With great trepidation, I step into the fray known as “defining a megagame”.
If you weren’t aware, it’s a pretty contentious subject – some believe they’re basically LARPs but from a different development background, some believe they’re a specific type of war game, some believe they’re big board games with teams, and some believe we shouldn’t be discussing it at all!
The Rise of Mini Megagames
One thing that a lot of discussions agree on is a minimum number of players, and a minimum length of gameplay. In fact, it’s frequent for anyone who promotes a game shorter than the standard 6-7 hours or smaller than 30, to be told they aren’t running a megagame at all.
Yet the number of “mini-megagames” being designed and run is increasing. I myself have an idea in my back pocket that I hope to develop sometime in the future.
Here are a few of the other games that I believe would fall into this category:
- Bring Them Home by Treehouse, a sci-fi game for 12-21 players lasting 2-3 hours
- Night Falls by BK Game Design, a vampire game for 4-32 players lasting 2 hours
- Alliance by Shaun D McMillan, a political game for 5-100 players lasting 4 hours
- Urban Crisis by Crisis Games, a crisis management game for 14-30 players lasting 3 hours
Of these, I have only played Bring Them Home, which I thoroughly enjoyed – you can read the review here. In particular, Alliance may not belong in this category, as it can scale up to 100 players and is a little longer that the other two.

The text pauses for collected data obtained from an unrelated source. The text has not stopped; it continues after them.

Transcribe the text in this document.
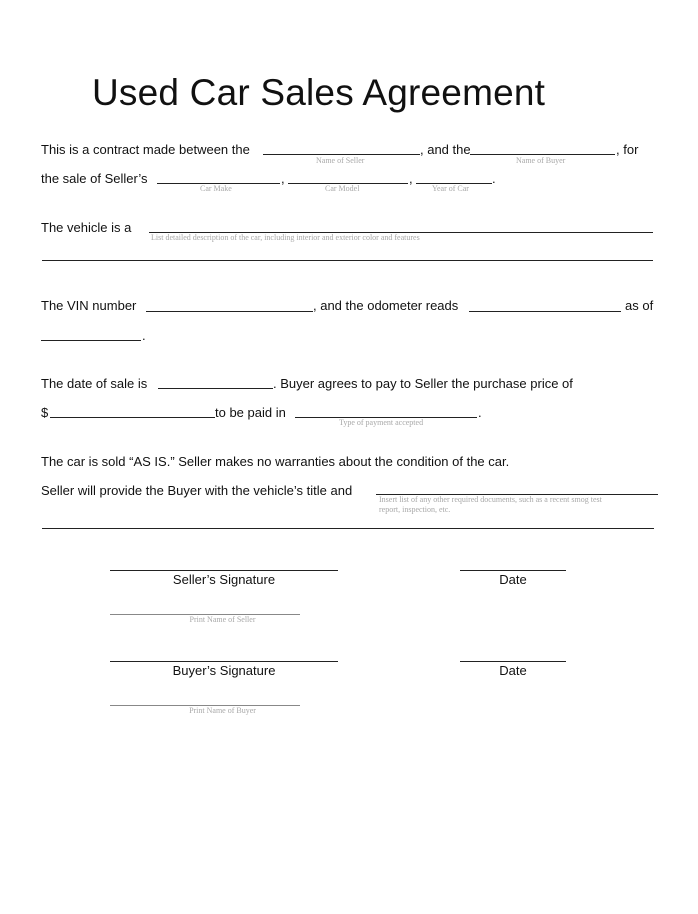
Used Car Sales Agreement
This is a contract made between the
Name of Seller
, and the
Name of Buyer
, for
the sale of Seller’s
Car Make
,
Car Model
,
Year of Car
.
The vehicle is a
List detailed description of the car, including interior and exterior color and features
The VIN number	, and the odometer reads	as of
.
The date of sale is	. Buyer agrees to pay to Seller the purchase price of
$	to be paid in
Type of payment accepted
.
The car is sold “AS IS.” Seller makes no warranties about the condition of the car.
Seller will provide the Buyer with the vehicle’s title and
Insert list of any other required documents, such as a recent smog test
report, inspection, etc.
Seller’s Signature	Date
Print Name of Seller
Buyer’s Signature	Date
Print Name of Buyer
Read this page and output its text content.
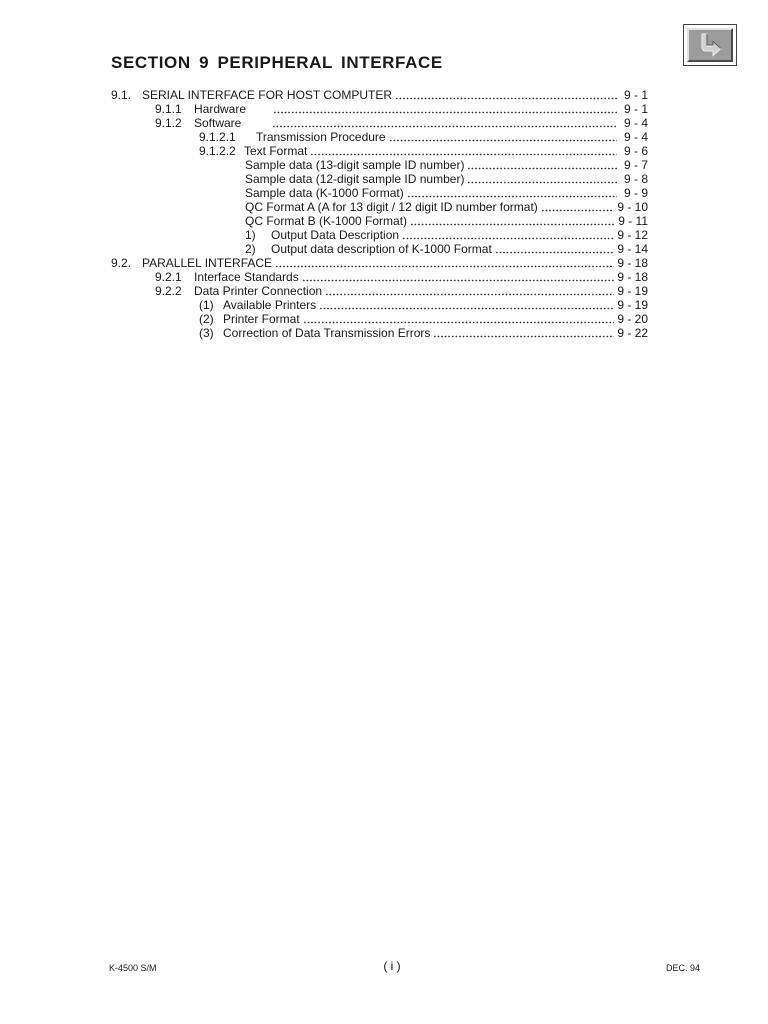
SECTION 9 PERIPHERAL INTERFACE
9.1. SERIAL INTERFACE FOR HOST COMPUTER	9 - 1
9.1.1	Hardware	9 - 1
9.1.2	Software	9 - 4
9.1.2.1	Transmission Procedure	9 - 4
9.1.2.2 Text Format	9 - 6
Sample data (13-digit sample ID number)	9 - 7
Sample data (12-digit sample ID number)	9 - 8
Sample data (K-1000 Format)	9 - 9
QC Format A (A for 13 digit / 12 digit ID number format)	9 - 10
QC Format B (K-1000 Format)	9 - 11
1)	Output Data Description	9 - 12
2)	Output data description of K-1000 Format	9 - 14
9.2. PARALLEL INTERFACE	9 - 18
9.2.1	Interface Standards	9 - 18
9.2.2	Data Printer Connection	9 - 19
(1) Available Printers	9 - 19
(2) Printer Format	9 - 20
(3) Correction of Data Transmission Errors	9 - 22
K-4500 S/M	( i )	DEC. 94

There are probably other games out there that fall into this category as well – have you heard of any other games I could add to this speculative list?
Isn’t a mini-megagame just a game?
This one often gets mentioned whenever someone suggests running a mini-megagame. However the name I’m going to use to discuss them is kilogame – smaller than a megagame, but still retaining a lot of the power. (Hat-tip to Karl from the Gothenburg Megagames Facebook group for coming up with the idea for the name!)
The idea is that these games retain the “feel” of a megagame – the chaos, the interactions, the open-worldness – with a smaller footprint. Also note that I am saying that these games are megagames, just a different type of megagame to the full-scale ones.
Benefits of Kilogames
These games have a number of benefits over the existing all-day megagames:
- They are more accessible to newcomers. New players don’t have to commit an entire day to a hobby they might end up disliking, so will be more willing to take a chance on this.
- They generally need fewer Control, which makes them easier to put on for groups in areas without an existing megagame community.
- The smaller game sizes are also useful for new megagame communities as they need fewer sign ups to run, as well as making reruns more sustainable.
- Balancing the game is easier as you only have to account for what players will do in 2-4 hours, not an entire day.
- There’s more capacity to monetise them. The shorter time length and breakaway from the traditional format means that it’s possible to charge more than £30 (the standard megagame fee) or to shorten the time enough to make a lower game fee profitable.
Potential Downsides to Kilogames
Naturally not everything is sunshine and daffodils. There are additional challenges running kilogames:
- There are design challenges with fitting playtime into a shorter time period. People will need to get up to speed with the game mechanics quicker, which usually means they will need to be simpler and less nuanced.
- The narrative has less time to develop, which means your scope for intriguing story lines is more limited.
- There seems to be a higher expectation for production value for these games, especially if they are charging a similar or higher price.
- Even after this incredibly convincing blog post, many in the megagame community will still not believe these games are megagames, and that could make it more challenging to promote them within the current community.
The Future of Kilogaming
I believe we’re going to see more and more of these games popping up on the megagame circuit. The benefits outweigh many of the downsides, they’ll be easier to fill, and are likely to be the entryway to more gamers becoming fans of the full scale megagames.
Have you been to any kilogames? Or maybe you’ve got a design in progress? What do you think about how they compare to megagames?